The nominees were announced on May 15, with Aquino joining Caitlin Fang, Ma Shih-yuan, Lin Yi-ting, and Jennifer Yu in the Best Actress category. Lin ultimately won the award during the ceremony on July 12.

Aquino expressed her gratitude for being part of the festival, saying it was a “big honor” to meet the other nominees and experience the festivities in Taiwan.

The actress first revealed her role through an Instagram post on April 5, sharing that the film had been completed more than a year earlier but had yet to be introduced to fans.

She described the film’s Chicago premiere at the 20th Asian Pop-Up Cinema film festival as “unexpected” and “surreal.” She also received the Pinnacle Career Achievement Award during the event.

Directed by Taiwanese filmmaker Freddy Tang, the comedy-drama follows the titular Filipina caregiver working in Taiwan. She returns to the Philippines when her mother falls critically ill, bringing along her elderly Taiwanese patient while his estranged son is left to confront his father’s sudden disappearance.

For the role, Aquino learned and spoke Hakka Chinese, a challenge she said drew her to the project alongside the opportunity to work with new people in a foreign production.

“I love Taiwan, I fell in love with Taiwan when ‘April’ brought me here,” she said at the Taipei festival.

She also revealed that “April” was based on the life of a real Filipina caregiver, whom she traveled to Taiwan to meet as part of her preparation for the role.

“Caring for the elderly and other people who are actually strangers is very innate to Filipinos. I had to study, though. I went to Taiwan for a few days to see the actual April,” Aquino said in an earlier interview with Third Coast Review. “I had to learn how she takes care of her own aging.”

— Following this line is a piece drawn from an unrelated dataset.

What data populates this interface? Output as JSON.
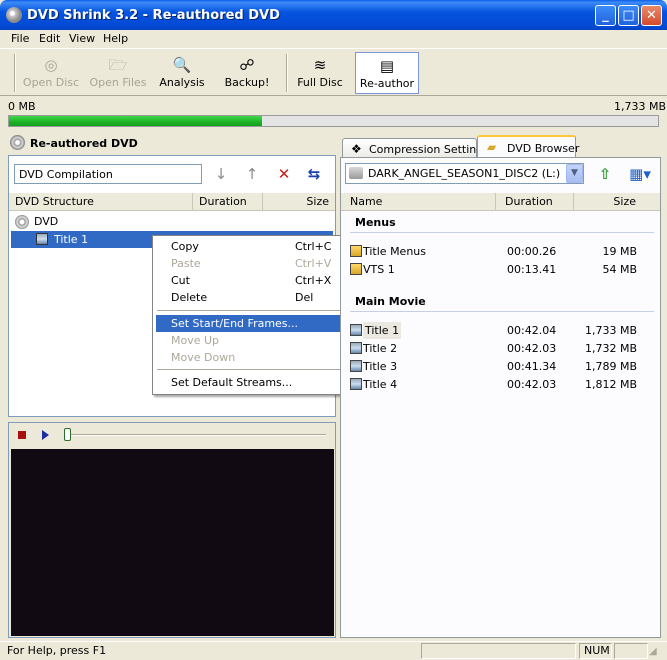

Beyond the recognition, Aquino said the film gave her a deeper understanding of the experiences of Filipinos working abroad.

“It’s really getting a closer look at […] their struggles and their plight as somebody who has to take care of other people or be a stranger in a country and have to adjust to another culture,” she said.

“April” first premiered in October 2025 at the Tokyo International Film Festival and was recently screened at the Taipei Film Festival in June. No Philippine theatrical release date has been announced.